The open tender pilot project was launched in November 2014 to promote the transparency of the procurement process to award bids through fair competition in while ensuring compliance with supply chain management rules and regulations.
Premier Makhura said the approach has attracted considerable public attention and widespread review, including by the National Treasury and other provinces.
“I truly believe we can use procurement policy to achieve genuine black economic empowerment in all sectors without bribery and corruption,” he said, adding that Gauteng was striving to become a corruption free province.
“We are implementing an integrity management framework to deter fraud and corruption. We have been taking decisive disciplinary action against people found guilty of financial misconduct.”
With regards to service delivery, the Premier said the Ntirhisano programme has stabilised the province and has changed the way government works.
He attributed Gauteng’s decrease in service delivery protests - from 21% to 15% in the past 12 months - to the Ntirhisano programme.
“The launch of Ntirhisano has turned around the mood in communities in an unprecedented manner.
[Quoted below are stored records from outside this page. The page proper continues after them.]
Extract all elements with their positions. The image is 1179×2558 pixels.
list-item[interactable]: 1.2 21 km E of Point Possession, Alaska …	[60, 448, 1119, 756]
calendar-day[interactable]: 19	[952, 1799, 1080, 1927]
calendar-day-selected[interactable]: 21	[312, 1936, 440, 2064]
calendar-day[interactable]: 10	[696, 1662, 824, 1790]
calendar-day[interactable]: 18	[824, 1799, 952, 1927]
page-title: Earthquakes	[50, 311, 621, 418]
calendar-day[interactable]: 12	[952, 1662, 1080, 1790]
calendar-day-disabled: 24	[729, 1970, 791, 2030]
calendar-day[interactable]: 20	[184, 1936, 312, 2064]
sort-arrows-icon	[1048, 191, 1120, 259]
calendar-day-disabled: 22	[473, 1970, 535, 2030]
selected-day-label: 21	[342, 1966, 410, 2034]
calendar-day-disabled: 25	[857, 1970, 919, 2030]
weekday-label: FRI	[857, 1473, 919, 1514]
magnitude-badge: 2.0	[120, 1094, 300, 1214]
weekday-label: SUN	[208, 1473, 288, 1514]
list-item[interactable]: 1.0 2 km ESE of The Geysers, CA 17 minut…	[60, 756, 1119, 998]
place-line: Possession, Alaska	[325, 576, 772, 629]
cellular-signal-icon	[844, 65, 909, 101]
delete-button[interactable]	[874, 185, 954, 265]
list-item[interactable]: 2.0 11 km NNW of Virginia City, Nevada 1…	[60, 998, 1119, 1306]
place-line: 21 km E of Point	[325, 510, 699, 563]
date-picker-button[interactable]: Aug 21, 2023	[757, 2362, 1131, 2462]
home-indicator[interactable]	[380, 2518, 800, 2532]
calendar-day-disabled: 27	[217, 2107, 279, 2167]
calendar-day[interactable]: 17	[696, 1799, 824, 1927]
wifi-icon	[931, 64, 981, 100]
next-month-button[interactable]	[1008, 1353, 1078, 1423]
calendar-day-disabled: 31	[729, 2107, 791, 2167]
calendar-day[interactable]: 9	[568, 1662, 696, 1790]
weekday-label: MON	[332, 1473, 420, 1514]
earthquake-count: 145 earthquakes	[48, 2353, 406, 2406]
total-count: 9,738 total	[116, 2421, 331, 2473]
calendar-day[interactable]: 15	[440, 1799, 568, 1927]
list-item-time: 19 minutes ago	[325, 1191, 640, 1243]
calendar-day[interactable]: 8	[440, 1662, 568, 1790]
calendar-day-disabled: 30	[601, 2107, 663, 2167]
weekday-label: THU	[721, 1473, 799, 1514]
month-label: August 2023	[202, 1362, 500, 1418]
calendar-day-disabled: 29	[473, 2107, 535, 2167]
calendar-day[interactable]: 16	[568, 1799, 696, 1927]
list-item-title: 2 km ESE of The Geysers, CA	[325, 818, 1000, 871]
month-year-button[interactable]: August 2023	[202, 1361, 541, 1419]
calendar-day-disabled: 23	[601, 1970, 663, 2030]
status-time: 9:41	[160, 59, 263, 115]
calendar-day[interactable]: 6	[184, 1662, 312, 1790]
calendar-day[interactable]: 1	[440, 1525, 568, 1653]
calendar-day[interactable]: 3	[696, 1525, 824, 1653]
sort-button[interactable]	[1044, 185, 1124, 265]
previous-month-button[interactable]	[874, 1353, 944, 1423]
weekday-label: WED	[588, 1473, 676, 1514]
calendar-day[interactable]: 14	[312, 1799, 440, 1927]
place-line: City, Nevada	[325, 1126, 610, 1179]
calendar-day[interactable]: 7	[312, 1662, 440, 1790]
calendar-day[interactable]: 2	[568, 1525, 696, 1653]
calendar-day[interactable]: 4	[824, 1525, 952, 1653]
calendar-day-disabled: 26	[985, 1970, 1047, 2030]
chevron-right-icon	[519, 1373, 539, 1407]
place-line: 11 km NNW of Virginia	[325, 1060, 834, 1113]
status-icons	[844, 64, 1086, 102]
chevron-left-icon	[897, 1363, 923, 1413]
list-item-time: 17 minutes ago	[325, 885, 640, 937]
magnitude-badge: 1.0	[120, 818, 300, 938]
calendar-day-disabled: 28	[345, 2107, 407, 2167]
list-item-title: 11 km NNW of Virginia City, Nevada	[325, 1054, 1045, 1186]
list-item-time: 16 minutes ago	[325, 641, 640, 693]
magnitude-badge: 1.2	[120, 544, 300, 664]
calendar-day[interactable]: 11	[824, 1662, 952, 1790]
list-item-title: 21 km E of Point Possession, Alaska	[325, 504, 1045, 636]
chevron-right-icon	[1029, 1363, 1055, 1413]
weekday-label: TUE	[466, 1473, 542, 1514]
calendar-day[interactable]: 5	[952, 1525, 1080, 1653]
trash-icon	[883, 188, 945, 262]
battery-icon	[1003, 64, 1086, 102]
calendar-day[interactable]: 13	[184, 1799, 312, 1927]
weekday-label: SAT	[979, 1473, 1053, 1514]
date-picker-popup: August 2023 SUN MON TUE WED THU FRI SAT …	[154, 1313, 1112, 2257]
Through a proactive and participatory approach to problem-solving, we are restoring levels of trust and public confidence on the ground.”
He committed that “Team Gauteng” will continue to spend more time on the ground solving problems with communities, unblocking delivery of infrastructure projects and getting the economy working for all.
About 19 of the province’s departments and agencies, including the Office of the Premier, achieved clean audits in the 2014/15 financial year.
Only one department, the Department of Health, and one agency, G-Fleet, achieved unsatisfactory audit outcomes.
“The leadership of the department have been placed on very strict performance terms to fix our public healthcare system,” said the Premier.
The province has committed to changing the leadership of G-Fleet for repeatedly obtaining negative audit outcomes – from adverse to a disclaimer in two consecutive years.
“Similar action will be taken where departments and agencies show serial poor performance. There shall be consequences for poor performance and unethical conduct. We mean business.”
Most of the province’s departments spent 99% of their infrastructure budgets, which Premier Makhura said, was commendable given the history of underspending on infrastructure.
The province will also deal with departments who do not pay service providers on time.
According to data, 10 out of 14 departments achieved 90% compliance with the payment of service providers within 30 days.
This has been attributed to digitisation of invoicing.